After a serious attack, Wilkins said she often hears, “Oh, but my dog would never hurt anyone.”

“How do they know that?” she said.

The Godfreys are considering legal action. “This is bigger than our kids. We want to get the word out to let people know,” said Godfrey. “If you’re a dog owner, be responsible. We want to tell a cautionary tale and help dog owners think twice.”

There have been stories and studies saying there have been more dog attacks during the pandemic, but the head of Fulton’s animal services said she does not think that is the case.

Meanwhile, the Godfrey boys have recovered remarkably well and, with some therapy, should soon be back to their pre-attack selves. Their dad doesn’t know what kind of mental trauma his sons have suffered, but it’s not evident. At least not yet.

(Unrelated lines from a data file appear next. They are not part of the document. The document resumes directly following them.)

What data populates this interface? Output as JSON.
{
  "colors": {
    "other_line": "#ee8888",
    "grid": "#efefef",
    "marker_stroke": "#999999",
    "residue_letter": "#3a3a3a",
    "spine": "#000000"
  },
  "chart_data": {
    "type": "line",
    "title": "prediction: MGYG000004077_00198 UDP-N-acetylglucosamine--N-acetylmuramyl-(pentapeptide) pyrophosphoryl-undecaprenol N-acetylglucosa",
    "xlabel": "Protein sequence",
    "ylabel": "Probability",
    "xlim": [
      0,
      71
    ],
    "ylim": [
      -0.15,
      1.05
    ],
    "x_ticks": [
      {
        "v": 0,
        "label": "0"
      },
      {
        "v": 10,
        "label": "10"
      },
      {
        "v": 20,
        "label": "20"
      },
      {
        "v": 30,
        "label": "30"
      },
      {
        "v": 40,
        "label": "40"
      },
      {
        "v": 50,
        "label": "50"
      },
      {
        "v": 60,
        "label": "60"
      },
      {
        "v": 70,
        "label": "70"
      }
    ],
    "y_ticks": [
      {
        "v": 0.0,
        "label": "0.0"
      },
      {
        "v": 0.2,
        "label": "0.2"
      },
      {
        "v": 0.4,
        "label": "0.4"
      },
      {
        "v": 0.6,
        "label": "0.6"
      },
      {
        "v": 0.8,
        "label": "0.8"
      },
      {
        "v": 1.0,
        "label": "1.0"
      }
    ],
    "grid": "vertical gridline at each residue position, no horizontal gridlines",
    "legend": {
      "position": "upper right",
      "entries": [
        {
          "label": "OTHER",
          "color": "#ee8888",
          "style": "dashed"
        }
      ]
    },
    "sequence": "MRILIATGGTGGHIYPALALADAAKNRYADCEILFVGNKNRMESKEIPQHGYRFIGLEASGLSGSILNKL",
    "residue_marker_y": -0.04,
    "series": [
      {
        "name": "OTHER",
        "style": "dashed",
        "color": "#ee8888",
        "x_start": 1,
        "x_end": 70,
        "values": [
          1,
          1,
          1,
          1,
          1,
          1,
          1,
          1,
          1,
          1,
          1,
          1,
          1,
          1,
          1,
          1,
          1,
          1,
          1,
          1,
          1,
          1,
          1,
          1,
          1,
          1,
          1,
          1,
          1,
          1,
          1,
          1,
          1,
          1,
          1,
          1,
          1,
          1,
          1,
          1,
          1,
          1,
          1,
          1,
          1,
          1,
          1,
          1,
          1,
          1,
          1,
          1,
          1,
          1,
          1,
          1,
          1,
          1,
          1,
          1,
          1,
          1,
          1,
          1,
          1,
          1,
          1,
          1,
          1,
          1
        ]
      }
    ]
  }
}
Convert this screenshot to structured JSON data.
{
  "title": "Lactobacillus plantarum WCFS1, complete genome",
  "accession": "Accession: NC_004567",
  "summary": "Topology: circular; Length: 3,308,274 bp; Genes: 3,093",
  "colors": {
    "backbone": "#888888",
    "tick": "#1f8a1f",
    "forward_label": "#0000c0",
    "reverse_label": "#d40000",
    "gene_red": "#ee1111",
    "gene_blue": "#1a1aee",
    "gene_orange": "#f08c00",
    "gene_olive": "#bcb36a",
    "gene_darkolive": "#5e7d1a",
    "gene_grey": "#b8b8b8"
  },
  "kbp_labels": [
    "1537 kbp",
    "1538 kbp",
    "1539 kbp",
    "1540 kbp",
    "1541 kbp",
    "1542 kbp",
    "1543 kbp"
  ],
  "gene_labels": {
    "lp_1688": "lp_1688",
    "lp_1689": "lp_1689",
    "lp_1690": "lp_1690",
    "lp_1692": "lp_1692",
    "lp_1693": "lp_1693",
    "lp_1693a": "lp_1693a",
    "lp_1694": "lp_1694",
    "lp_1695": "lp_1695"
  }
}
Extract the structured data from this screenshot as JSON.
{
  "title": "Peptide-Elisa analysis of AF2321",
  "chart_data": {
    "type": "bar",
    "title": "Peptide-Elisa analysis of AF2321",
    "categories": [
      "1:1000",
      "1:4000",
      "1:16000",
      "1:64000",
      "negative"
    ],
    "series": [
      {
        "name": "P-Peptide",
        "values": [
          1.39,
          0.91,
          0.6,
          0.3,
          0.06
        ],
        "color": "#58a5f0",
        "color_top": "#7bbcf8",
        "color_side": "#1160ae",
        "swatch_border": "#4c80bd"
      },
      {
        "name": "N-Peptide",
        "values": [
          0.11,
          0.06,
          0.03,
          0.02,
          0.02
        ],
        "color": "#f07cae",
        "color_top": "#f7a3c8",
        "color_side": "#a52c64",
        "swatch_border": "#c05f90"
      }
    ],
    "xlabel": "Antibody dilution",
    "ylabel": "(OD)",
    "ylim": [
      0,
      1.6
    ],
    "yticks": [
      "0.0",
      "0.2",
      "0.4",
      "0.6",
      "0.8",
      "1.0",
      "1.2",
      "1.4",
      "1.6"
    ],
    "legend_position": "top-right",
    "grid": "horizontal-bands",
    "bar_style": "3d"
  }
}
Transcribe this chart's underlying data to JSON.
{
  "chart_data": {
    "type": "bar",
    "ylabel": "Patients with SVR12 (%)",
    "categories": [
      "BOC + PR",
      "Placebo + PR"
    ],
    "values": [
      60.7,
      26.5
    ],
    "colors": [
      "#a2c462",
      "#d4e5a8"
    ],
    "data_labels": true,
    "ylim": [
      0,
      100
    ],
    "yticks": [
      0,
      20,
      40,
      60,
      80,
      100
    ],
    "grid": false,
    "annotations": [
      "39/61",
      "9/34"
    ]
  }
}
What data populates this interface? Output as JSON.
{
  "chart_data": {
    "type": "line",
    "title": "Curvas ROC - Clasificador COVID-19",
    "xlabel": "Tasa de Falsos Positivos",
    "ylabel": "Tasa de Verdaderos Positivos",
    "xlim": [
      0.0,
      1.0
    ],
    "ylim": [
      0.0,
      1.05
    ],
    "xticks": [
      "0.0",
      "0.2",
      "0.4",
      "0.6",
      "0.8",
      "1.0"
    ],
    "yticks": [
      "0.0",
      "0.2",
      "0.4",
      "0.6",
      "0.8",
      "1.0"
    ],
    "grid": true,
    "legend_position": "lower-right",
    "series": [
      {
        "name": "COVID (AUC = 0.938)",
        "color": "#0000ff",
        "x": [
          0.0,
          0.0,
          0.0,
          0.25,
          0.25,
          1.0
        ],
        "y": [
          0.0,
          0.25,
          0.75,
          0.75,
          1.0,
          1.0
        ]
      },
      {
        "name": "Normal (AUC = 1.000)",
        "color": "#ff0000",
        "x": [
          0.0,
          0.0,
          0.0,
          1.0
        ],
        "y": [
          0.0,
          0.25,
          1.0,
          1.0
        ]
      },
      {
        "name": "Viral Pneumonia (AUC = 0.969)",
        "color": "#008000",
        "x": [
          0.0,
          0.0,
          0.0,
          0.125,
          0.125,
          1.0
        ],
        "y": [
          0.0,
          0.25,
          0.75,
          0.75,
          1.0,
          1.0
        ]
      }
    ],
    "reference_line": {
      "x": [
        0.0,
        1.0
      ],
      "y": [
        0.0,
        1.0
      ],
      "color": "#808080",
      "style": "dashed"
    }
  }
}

The Godfreys invited Merriam, Boassy and his family over recently to show their deep gratitude. Boassy said his kids and the Godfrey boys played together in the yard.

If the two strangers hadn’t acted, then one or both of the boys would have died horribly. “Of that, I’m 100% certain,” Godfrey said.

Instead, they are running around being kids.

“This is a hero story,” said Godfrey. “That’s for sure.”